Okonjo-Iweala's data would need to be updated with figures aftre the last globla crisis, but she really makes her point on how Africa, or at least a good deal of its States, is at a very important turning point.
We know about the dreadful history of this magnificent continent, but if we really want to talk about development in Africa, we should look at the future and carefully record its positive signals.
Inflation and instability have come down in the last decade, argues Okonjo-Iweala, while confidence has increased, and this make a
Here's one take away figure: Africa is a place where 62% of the population is less than 24 years old while Europe and Japan have a negative demographic growth. The Continent literally has future running in its veins. But it still has to find the right combination of factors to grow out of mass poverty.
However, Okonjo-Iweala's most important point is on aid. "Africa shouldn't be worried of taking aid". US and UK could have never been built without the aid coming from Africa in the past centuries (both as resources and human power - Barack Obama was not even campaigning at the time!).
"The point- she rightly stresses - is not taking aid, but is how we use it!. Spain got 10 Billion Usd in aid to develop its service economy... The debate has to get more sophisticated than about getting aid or not!".
I guess this is exactly what I'll try to do in the next weeks on this blog.


Thank you for the post, I think one of suggestive ideas would be looking in the past and history to raise level of common awareness.
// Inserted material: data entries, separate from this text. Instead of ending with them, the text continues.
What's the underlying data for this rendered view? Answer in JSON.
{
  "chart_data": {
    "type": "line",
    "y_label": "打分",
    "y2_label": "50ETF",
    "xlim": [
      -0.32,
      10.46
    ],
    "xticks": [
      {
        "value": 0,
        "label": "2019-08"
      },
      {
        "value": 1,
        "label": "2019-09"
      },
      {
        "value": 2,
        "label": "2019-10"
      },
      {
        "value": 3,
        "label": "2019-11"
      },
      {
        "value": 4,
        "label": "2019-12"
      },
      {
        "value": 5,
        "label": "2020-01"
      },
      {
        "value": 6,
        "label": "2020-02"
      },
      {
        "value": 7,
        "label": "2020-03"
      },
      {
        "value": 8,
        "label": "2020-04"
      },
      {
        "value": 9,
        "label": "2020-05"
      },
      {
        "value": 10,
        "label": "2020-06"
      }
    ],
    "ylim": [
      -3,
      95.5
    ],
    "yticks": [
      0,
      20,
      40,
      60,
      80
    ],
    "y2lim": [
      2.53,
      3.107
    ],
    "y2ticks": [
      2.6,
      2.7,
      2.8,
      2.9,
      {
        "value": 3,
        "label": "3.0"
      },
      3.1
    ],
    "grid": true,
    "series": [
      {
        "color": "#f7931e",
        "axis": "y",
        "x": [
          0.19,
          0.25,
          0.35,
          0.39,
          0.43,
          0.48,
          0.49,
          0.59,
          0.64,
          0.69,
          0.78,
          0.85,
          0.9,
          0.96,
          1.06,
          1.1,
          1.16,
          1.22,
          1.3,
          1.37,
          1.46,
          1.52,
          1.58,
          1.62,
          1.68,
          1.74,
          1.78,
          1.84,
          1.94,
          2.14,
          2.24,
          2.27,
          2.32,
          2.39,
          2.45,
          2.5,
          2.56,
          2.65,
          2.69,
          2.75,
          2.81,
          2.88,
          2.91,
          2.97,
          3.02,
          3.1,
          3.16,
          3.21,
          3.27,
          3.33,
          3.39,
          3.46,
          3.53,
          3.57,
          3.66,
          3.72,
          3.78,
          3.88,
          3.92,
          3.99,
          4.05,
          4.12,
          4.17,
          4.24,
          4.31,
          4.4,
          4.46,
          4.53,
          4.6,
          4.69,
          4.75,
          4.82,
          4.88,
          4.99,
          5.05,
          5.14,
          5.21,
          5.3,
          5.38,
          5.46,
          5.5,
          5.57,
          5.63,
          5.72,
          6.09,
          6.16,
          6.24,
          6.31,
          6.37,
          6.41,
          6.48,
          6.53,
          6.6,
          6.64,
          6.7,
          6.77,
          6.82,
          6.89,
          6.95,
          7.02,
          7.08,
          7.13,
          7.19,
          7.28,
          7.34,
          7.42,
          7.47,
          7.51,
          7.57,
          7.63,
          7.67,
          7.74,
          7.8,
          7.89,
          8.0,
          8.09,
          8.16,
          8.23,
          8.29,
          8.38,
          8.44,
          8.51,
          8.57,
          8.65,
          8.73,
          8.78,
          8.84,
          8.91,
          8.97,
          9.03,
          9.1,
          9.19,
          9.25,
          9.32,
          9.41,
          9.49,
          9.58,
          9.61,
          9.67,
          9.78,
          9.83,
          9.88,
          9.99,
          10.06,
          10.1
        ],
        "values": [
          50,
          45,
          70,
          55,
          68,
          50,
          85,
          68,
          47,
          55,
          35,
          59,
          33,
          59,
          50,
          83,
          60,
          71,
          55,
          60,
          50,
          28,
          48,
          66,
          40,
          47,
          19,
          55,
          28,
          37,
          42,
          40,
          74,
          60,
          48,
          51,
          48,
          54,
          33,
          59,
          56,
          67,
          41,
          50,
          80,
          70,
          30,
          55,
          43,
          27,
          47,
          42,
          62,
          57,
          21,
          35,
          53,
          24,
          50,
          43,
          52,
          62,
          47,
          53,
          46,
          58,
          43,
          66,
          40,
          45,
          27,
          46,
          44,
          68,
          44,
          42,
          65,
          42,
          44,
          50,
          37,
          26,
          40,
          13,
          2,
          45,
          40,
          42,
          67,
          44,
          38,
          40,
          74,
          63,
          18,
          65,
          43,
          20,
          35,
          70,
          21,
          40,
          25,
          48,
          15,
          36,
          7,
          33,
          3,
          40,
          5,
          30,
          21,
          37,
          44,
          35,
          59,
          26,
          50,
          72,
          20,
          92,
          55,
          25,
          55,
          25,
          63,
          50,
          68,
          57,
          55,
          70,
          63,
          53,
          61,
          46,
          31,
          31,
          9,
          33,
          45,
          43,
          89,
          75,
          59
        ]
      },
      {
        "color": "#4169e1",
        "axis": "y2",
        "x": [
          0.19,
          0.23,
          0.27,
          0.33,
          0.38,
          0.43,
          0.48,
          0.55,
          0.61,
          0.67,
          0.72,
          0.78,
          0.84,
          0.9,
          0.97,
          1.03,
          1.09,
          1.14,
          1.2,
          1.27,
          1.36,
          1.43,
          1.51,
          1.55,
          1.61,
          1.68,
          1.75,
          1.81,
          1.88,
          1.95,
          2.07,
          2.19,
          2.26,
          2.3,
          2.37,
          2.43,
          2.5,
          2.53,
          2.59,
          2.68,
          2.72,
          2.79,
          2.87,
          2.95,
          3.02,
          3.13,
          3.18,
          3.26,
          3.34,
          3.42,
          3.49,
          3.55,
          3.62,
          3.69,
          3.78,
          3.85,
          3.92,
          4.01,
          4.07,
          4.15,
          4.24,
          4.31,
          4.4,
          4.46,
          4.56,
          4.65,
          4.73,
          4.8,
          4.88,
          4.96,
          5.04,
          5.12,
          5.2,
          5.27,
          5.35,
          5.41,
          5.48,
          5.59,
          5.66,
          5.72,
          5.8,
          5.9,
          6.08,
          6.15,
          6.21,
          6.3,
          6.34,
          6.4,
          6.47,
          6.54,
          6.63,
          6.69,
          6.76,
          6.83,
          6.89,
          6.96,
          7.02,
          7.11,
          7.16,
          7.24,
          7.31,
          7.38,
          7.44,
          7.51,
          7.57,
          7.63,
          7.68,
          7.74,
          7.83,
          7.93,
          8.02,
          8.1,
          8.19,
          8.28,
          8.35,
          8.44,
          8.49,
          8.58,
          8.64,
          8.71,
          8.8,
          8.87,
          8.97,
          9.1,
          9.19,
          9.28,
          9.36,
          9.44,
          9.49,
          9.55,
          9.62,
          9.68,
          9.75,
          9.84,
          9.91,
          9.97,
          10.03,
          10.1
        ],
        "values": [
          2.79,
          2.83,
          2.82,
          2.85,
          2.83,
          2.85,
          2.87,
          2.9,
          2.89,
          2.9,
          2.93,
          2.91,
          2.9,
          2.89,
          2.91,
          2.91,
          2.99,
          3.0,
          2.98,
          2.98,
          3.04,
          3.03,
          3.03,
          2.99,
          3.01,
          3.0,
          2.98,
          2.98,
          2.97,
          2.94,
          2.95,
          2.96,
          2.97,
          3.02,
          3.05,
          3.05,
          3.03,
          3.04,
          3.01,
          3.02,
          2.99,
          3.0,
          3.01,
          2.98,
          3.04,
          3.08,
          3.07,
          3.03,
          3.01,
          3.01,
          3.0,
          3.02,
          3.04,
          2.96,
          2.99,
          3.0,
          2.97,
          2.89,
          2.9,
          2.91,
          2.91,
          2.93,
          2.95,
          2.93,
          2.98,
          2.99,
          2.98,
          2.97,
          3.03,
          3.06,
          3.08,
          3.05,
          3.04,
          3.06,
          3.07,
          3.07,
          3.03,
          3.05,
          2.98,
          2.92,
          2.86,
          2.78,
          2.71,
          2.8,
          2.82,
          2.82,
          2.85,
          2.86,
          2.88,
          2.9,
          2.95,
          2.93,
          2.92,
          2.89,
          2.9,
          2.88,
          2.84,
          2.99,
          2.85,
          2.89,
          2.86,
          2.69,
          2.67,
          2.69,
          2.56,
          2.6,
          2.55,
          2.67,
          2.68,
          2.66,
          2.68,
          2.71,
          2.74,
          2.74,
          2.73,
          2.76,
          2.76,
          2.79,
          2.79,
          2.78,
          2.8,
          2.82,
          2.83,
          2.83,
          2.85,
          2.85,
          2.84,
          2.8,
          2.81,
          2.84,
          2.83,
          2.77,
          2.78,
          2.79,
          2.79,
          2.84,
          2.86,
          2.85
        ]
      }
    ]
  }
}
Yes, Aija, you’re absolutely right. One of the most interesting parts of Okonjo-Iweala discourse is how she stresses that African countries should go about development in the same way China and Europe have (infrastructure, infrastructure, infrastructure and discipline).
I guess there are a lot of lessons to be learned even for Southern Europe and Italy. This is one angle I will investigate as well in teh coming weeks.